Heidelberg University

More physics in less dimensions: topological phase transitions, critical phenomena far from thermal equilibrium, and Goldstone-modes in 2D colloidal monolayers

Peter Keim, University of Konstanz

Abstract:

Dimensionality strongly affects physical phenomena, and often the behavior in lower dimension is richer in variety - this ranges from Quantum-Hall-Effect, recurrence probabilities of random walks, the lack of symmetry breaking in D < 3, over the glass transitions where theories become exact in infinite dimension to melting by topological defects in D=2 (Nobel Price 2016).

I will discuss how dimensionality affect phase transitions? Whereas nucleation of super cooled fluids in 3D is a first order transition, the melting process in 2D system has been a matter of debate for long. Meanwhile the so called Kosterlitz-Thouless-Halperin-Nelson-Young-theory (KTHNY-theory), predicting two continuous transitions is well accepted. It describes the transitions to the high symmetry phases by the dissociation of two kinds of topological defects, thus the translational and orientational order is destroyed at different temperatures. The intermediate hexatic phase is a fluid but has six-fold orientational order.

Another topic is about cooling a system through a second order phase transition at a nonzero rate. This offers the possibility to investigate spontaneous symmetry breaking out of equilibrium. Since continuous transitions are accompanied by critical slowing down of order parameter fluctuations, the system has to fall out of equilibrium in the vicinity of the transition. The freeze out time depends on the cooling rate at sets the length scale of symmetry broken domains. The scenario is described by the Kibble-Zurek mechanism which was originally used to describe symmetry breaking of the Higgs field shortly after Big-Bang or vortex formation in quantum fluids.

As colloidal systems are excellent model systems to observe those self-organization processes on single particle resolution, I will explain the above phenome with some experiments, including the colloidal monolayer we use. The observalbes are the trajectories of a large ensemble of particles which serves half of the full set of phase-space on all relevant time scales. Thus the experiments are very close to computer simulations and results can easily be compared to theory. The tools are correlation functions and structure factors and the whole set of statistical mechanics.
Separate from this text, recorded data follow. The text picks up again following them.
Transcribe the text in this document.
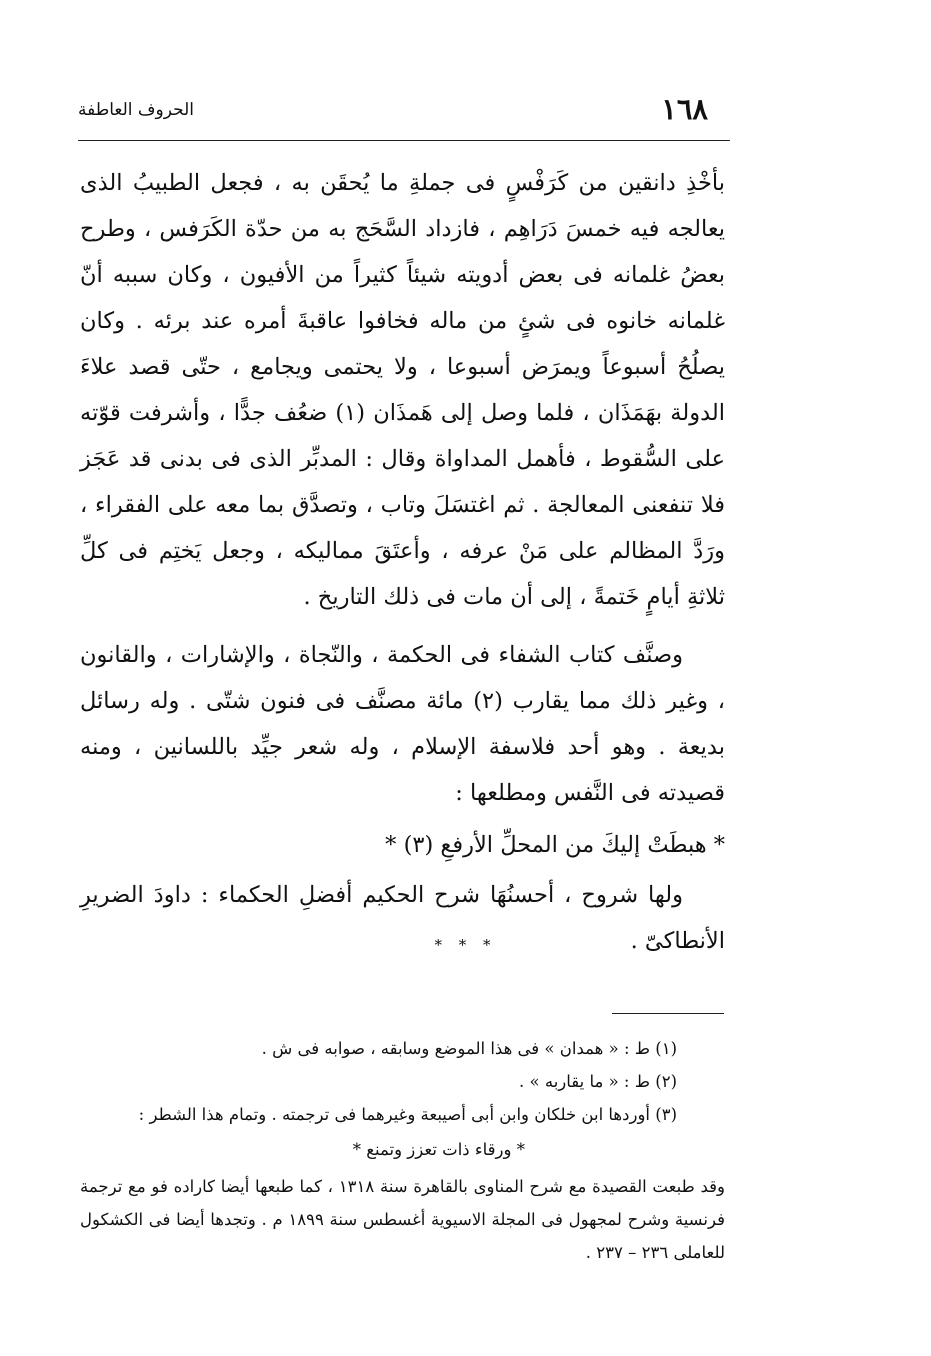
١٦٨
الحروف العاطفة

بأخْذِ دانقين من كَرَفْسٍ فى جملةِ ما يُحقَن به ، فجعل الطبيبُ الذى يعالجه فيه خمسَ دَرَاهِم ، فازداد السَّحَج به من حدّة الكَرَفس ، وطرح بعضُ غلمانه فى بعض أدويته شيئاً كثيراً من الأفيون ، وكان سببه أنّ غلمانه خانوه فى شئٍ من ماله فخافوا عاقبةَ أمره عند برئه . وكان يصلُحُ أسبوعاً ويمرَض أسبوعا ، ولا يحتمى ويجامع ، حتّى قصد علاءَ الدولة بهَمَذَان ، فلما وصل إلى هَمذَان (١) ضعُف جدًّا ، وأشرفت قوّته على السُّقوط ، فأهمل المداواة وقال : المدبِّر الذى فى بدنى قد عَجَز فلا تنفعنى المعالجة . ثم اغتسَلَ وتاب ، وتصدَّق بما معه على الفقراء ، ورَدَّ المظالم على مَنْ عرفه ، وأعتَقَ مماليكه ، وجعل يَختِم فى كلِّ ثلاثةِ أيامٍ خَتمةً ، إلى أن مات فى ذلك التاريخ .

وصنَّف كتاب الشفاء فى الحكمة ، والنّجاة ، والإشارات ، والقانون ، وغير ذلك مما يقارب (٢) مائة مصنَّف فى فنون شتّى . وله رسائل بديعة . وهو أحد فلاسفة الإسلام ، وله شعر جيِّد باللسانين ، ومنه قصيدته فى النَّفس ومطلعها :

* هبطَتْ إليكَ من المحلِّ الأرفعِ (٣) *

ولها شروح ، أحسنُهَا شرح الحكيم أفضلِ الحكماء : داودَ الضريرِ الأنطاكىّ .

* * *

(١) ط : « همدان » فى هذا الموضع وسابقه ، صوابه فى ش .

(٢) ط : « ما يقاربه » .

(٣) أوردها ابن خلكان وابن أبى أصيبعة وغيرهما فى ترجمته . وتمام هذا الشطر :

* ورقاء ذات تعزز وتمنع *

وقد طبعت القصيدة مع شرح المناوى بالقاهرة سنة ١٣١٨ ، كما طبعها أيضا كاراده فو مع ترجمة فرنسية وشرح لمجهول فى المجلة الاسيوية أغسطس سنة ١٨٩٩ م . وتجدها أيضا فى الكشكول للعاملى ٢٣٦ – ٢٣٧ .
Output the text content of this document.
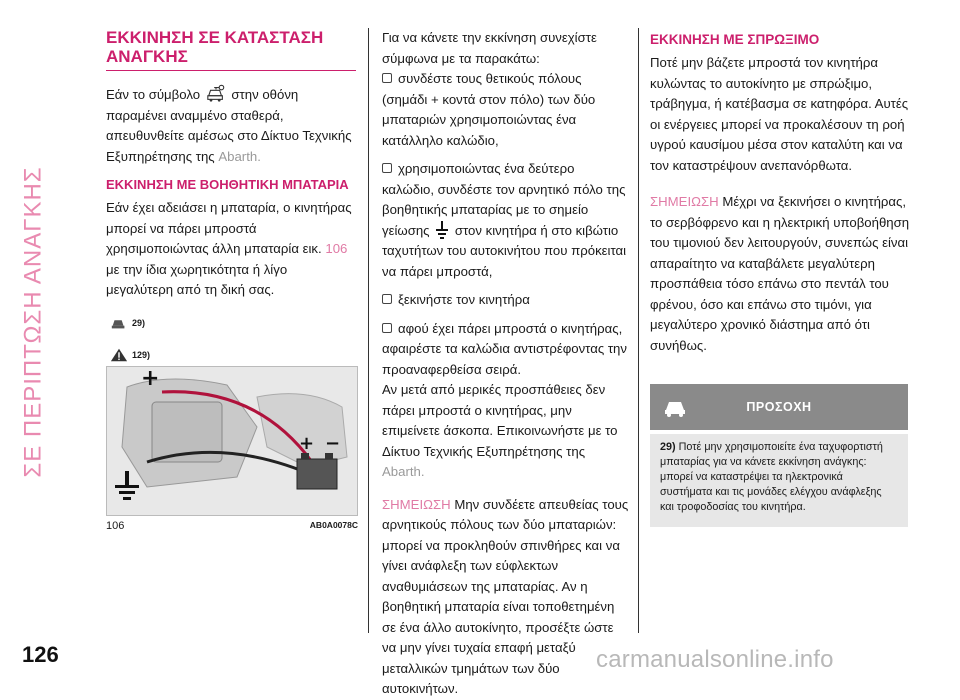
ΣΕ ΠΕΡΙΠΤΩΣΗ ΑΝΑΓΚΗΣ
ΕΚΚΙΝΗΣΗ ΣΕ ΚΑΤΑΣΤΑΣΗ ΑΝΑΓΚΗΣ

Εάν το σύμβολο στην οθόνη παραμένει αναμμένο σταθερά, απευθυνθείτε αμέσως στο Δίκτυο Τεχνικής Εξυπηρέτησης της Abarth.

ΕΚΚΙΝΗΣΗ ΜΕ ΒΟΗΘΗΤΙΚΗ ΜΠΑΤΑΡΙΑ

Εάν έχει αδειάσει η μπαταρία, ο κινητήρας μπορεί να πάρει μπροστά χρησιμοποιώντας άλλη μπαταρία εικ. 106 με την ίδια χωρητικότητα ή λίγο μεγαλύτερη από τη δική σας.

29)
129)
+
+ −
106	AB0A0078C

Για να κάνετε την εκκίνηση συνεχίστε σύμφωνα με τα παρακάτω:

συνδέστε τους θετικούς πόλους (σημάδι + κοντά στον πόλο) των δύο μπαταριών χρησιμοποιώντας ένα κατάλληλο καλώδιο,

χρησιμοποιώντας ένα δεύτερο καλώδιο, συνδέστε τον αρνητικό πόλο της βοηθητικής μπαταρίας με το σημείο γείωσης στον κινητήρα ή στο κιβώτιο ταχυτήτων του αυτοκινήτου που πρόκειται να πάρει μπροστά,

ξεκινήστε τον κινητήρα

αφού έχει πάρει μπροστά ο κινητήρας, αφαιρέστε τα καλώδια αντιστρέφοντας την προαναφερθείσα σειρά.

Αν μετά από μερικές προσπάθειες δεν πάρει μπροστά ο κινητήρας, μην επιμείνετε άσκοπα. Επικοινωνήστε με το Δίκτυο Τεχνικής Εξυπηρέτησης της Abarth.

ΣΗΜΕΙΩΣΗ Μην συνδέετε απευθείας τους αρνητικούς πόλους των δύο μπαταριών: μπορεί να προκληθούν σπινθήρες και να γίνει ανάφλεξη των εύφλεκτων αναθυμιάσεων της μπαταρίας. Αν η βοηθητική μπαταρία είναι τοποθετημένη σε ένα άλλο αυτοκίνητο, προσέξτε ώστε να μην γίνει τυχαία επαφή μεταξύ μεταλλικών τμημάτων των δύο αυτοκινήτων.

ΕΚΚΙΝΗΣΗ ΜΕ ΣΠΡΩΞΙΜΟ

Ποτέ μην βάζετε μπροστά τον κινητήρα κυλώντας το αυτοκίνητο με σπρώξιμο, τράβηγμα, ή κατέβασμα σε κατηφόρα. Αυτές οι ενέργειες μπορεί να προκαλέσουν τη ροή υγρού καυσίμου μέσα στον καταλύτη και να τον καταστρέψουν ανεπανόρθωτα.

ΣΗΜΕΙΩΣΗ Μέχρι να ξεκινήσει ο κινητήρας, το σερβόφρενο και η ηλεκτρική υποβοήθηση του τιμονιού δεν λειτουργούν, συνεπώς είναι απαραίτητο να καταβάλετε μεγαλύτερη προσπάθεια τόσο επάνω στο πεντάλ του φρένου, όσο και επάνω στο τιμόνι, για μεγαλύτερο χρονικό διάστημα από ότι συνήθως.

ΠΡΟΣΟΧΗ
29) Ποτέ μην χρησιμοποιείτε ένα ταχυφορτιστή μπαταρίας για να κάνετε εκκίνηση ανάγκης: μπορεί να καταστρέψει τα ηλεκτρονικά συστήματα και τις μονάδες ελέγχου ανάφλεξης και τροφοδοσίας του κινητήρα.
126	carmanualsonline.info
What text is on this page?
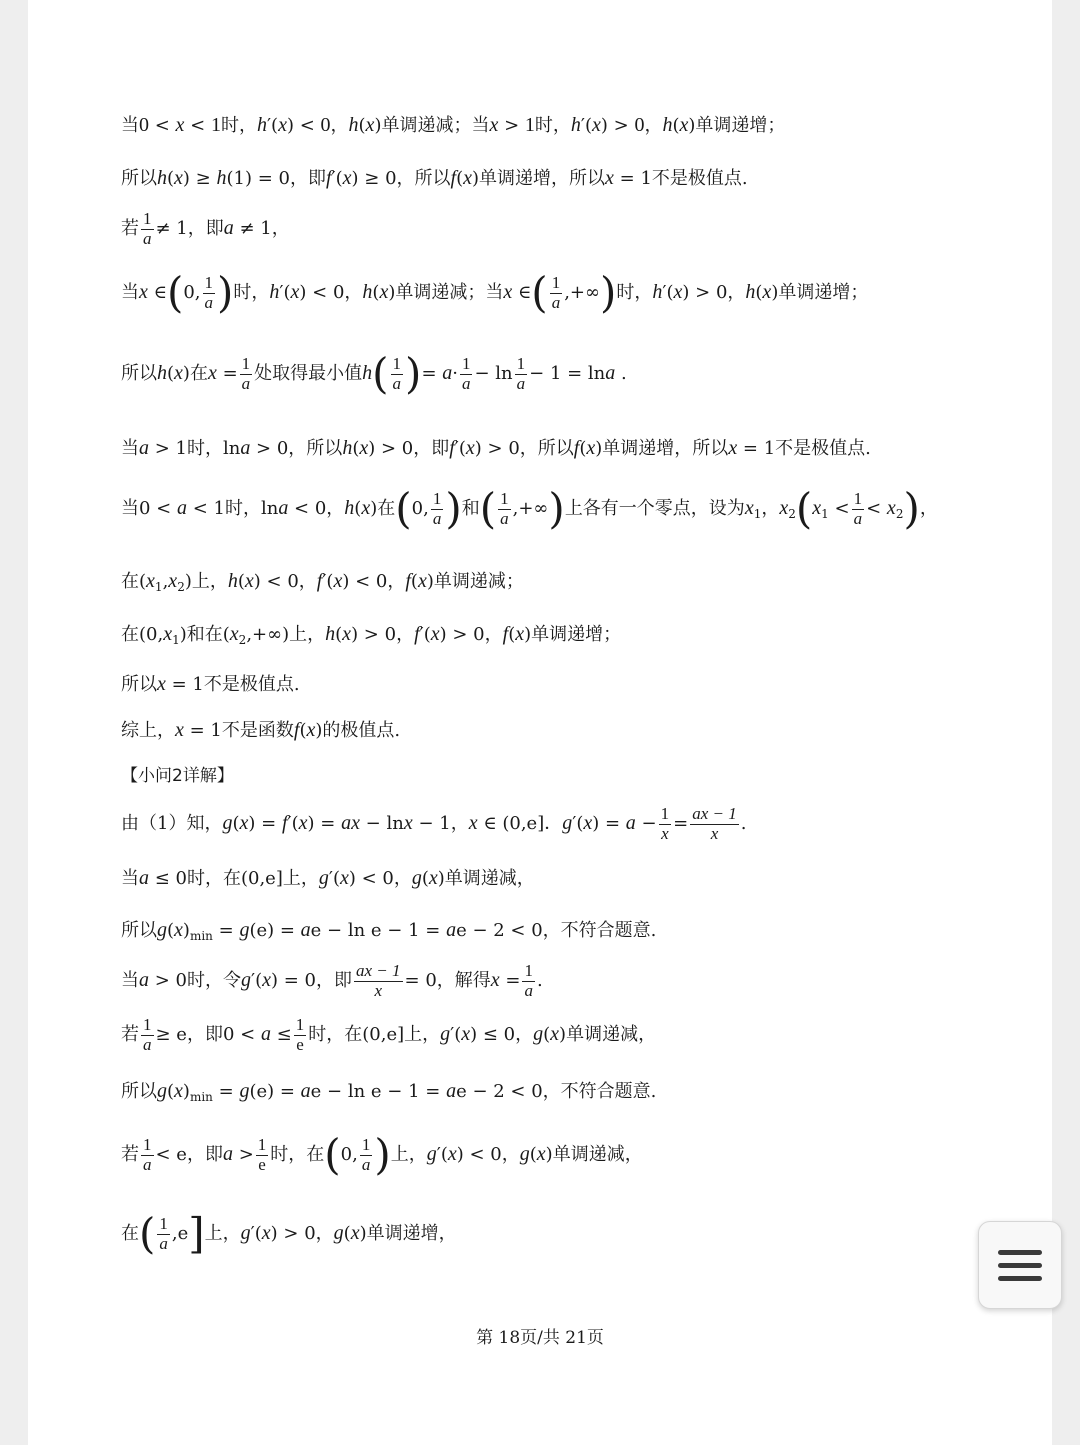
当0 < x < 1时，h′(x) < 0，h(x)单调递减；当x > 1时，h′(x) > 0，h(x)单调递增；
所以h(x) ≥ h(1) = 0，即f′(x) ≥ 0，所以f(x)单调递增，所以x = 1不是极值点.
若 $\frac{1}{a} \ne 1$，即a ≠ 1，
当x ∈(0, $\frac{1}{a}$ )时，h′(x) < 0，h(x)单调递减；当x ∈( $\frac{1}{a}$ ,+∞)时，h′(x) > 0，h(x)单调递增；
所以h(x)在$x = \frac{1}{a}$ 处取得最小值$h( \frac{1}{a}$ )= $a\cdot \frac{1}{a} - \ln \frac{1}{a} - 1 = \ln a$ .
当a > 1时，lna > 0，所以h(x) > 0，即f′(x) > 0，所以f(x)单调递增，所以x = 1不是极值点.
当0 < a < 1时，lna < 0，h(x)在(0, $\frac{1}{a}$ )和( $\frac{1}{a}$ ,+∞)上各有一个零点，设为$x_1$，$x_2(x_1 < \frac{1}{a} < x_2)$，
在$(x_1,x_2)$上，h(x) < 0，f′(x) < 0，f(x)单调递减；
在$(0,x_1)$和在$(x_2,+\infty)$上，h(x) > 0，f′(x) > 0，f(x)单调递增；
所以x = 1不是极值点.
综上，x = 1不是函数f(x)的极值点.
【小问2详解】
由（1）知，g(x) = f′(x) = ax − lnx − 1，x ∈ (0,e]．$g'(x) = a - \frac{1}{x} = \frac{ax - 1}{x}$ .
当a ≤ 0时，在(0,e]上，g′(x) < 0，g(x)单调递减，
所以$g(x)_{min} = g(e)$ = ae − ln e − 1 = ae − 2 < 0，不符合题意.
当a > 0时，令g′(x) = 0，即 $\frac{ax - 1}{x} = 0$，解得$x = \frac{1}{a}$ .
若 $\frac{1}{a} \ge e$，即$0 < a \le \frac{1}{e}$ 时，在(0,e]上，g′(x) ≤ 0，g(x)单调递减，
所以$g(x)_{min} = g(e)$ = ae − ln e − 1 = ae − 2 < 0，不符合题意.
若 $\frac{1}{a} < e$，即$a > \frac{1}{e}$ 时，在(0, $\frac{1}{a}$ )上，g′(x) < 0，g(x)单调递减，
在( $\frac{1}{a} ,e$]上，g′(x) > 0，g(x)单调递增，
第 18页/共 21页
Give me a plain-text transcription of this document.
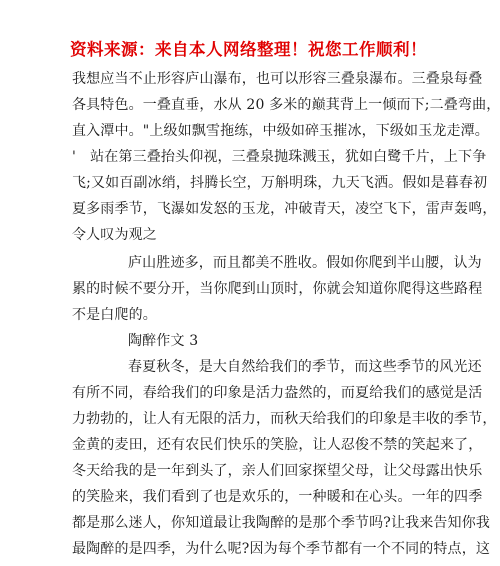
资料来源：来自本人网络整理！祝您工作顺利！
我想应当不止形容庐山瀑布，也可以形容三叠泉瀑布。三叠泉每叠
各具特色。一叠直垂，水从 20 多米的巅萁背上一倾而下;二叠弯曲，
直入潭中。"上级如飘雪拖练，中级如碎玉摧冰，下级如玉龙走潭。
'　站在第三叠抬头仰视，三叠泉抛珠溅玉，犹如白鹭千片，上下争
飞;又如百副冰绡，抖腾长空，万斛明珠，九天飞洒。假如是暮春初
夏多雨季节，飞瀑如发怒的玉龙，冲破青天，凌空飞下，雷声轰鸣，
令人叹为观之
庐山胜迹多，而且都美不胜收。假如你爬到半山腰，认为
累的时候不要分开，当你爬到山顶时，你就会知道你爬得这些路程
不是白爬的。
陶醉作文 3
春夏秋冬，是大自然给我们的季节，而这些季节的风光还
有所不同，春给我们的印象是活力盎然的，而夏给我们的感觉是活
力勃勃的，让人有无限的活力，而秋天给我们的印象是丰收的季节，
金黄的麦田，还有农民们快乐的笑脸，让人忍俊不禁的笑起来了，
冬天给我的是一年到头了，亲人们回家探望父母，让父母露出快乐
的笑脸来，我们看到了也是欢乐的，一种暖和在心头。一年的四季
都是那么迷人，你知道最让我陶醉的是那个季节吗?让我来告知你我
最陶醉的是四季，为什么呢?因为每个季节都有一个不同的特点，这
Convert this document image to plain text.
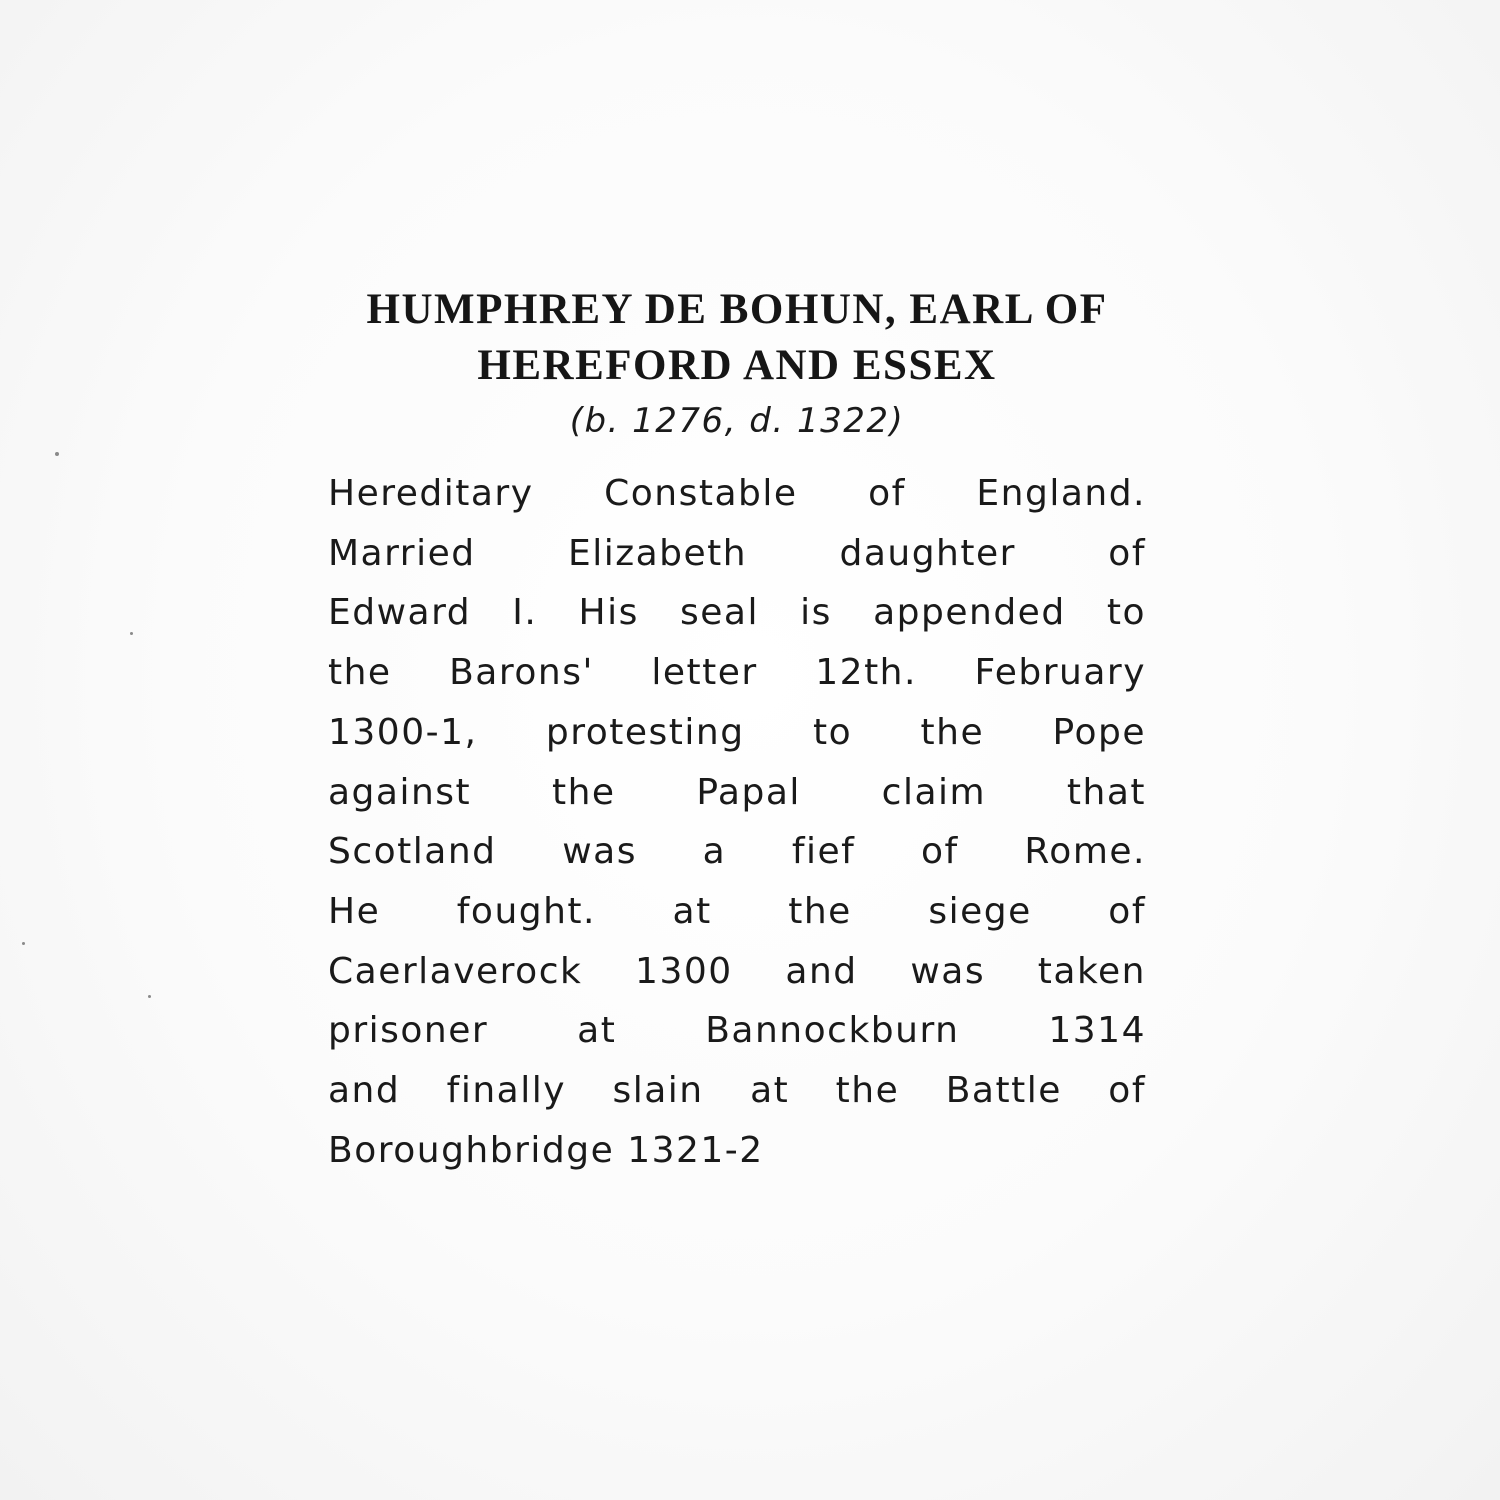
HUMPHREY DE BOHUN, EARL OF
HEREFORD AND ESSEX
(b. 1276, d. 1322)
Hereditary Constable of England.
Married Elizabeth daughter of
Edward I. His seal is appended to
the Barons' letter 12th. February
1300-1, protesting to the Pope
against the Papal claim that
Scotland was a fief of Rome.
He fought. at the siege of
Caerlaverock 1300 and was taken
prisoner at Bannockburn 1314
and finally slain at the Battle of
Boroughbridge 1321-2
Finally I will discuss if and how crystals and global magnetism can exist in low dimensions at all. This is given in the framework of Mermin-Wagner-Hohenberg-theorem which is a rigid proof that symmetry breaking in 1D and 2D can not exist. How does this compare to 2D melting theories? This is discussed from an experimental point of view, including the dualism between (lack of) broken symmetries and random walks in 2D.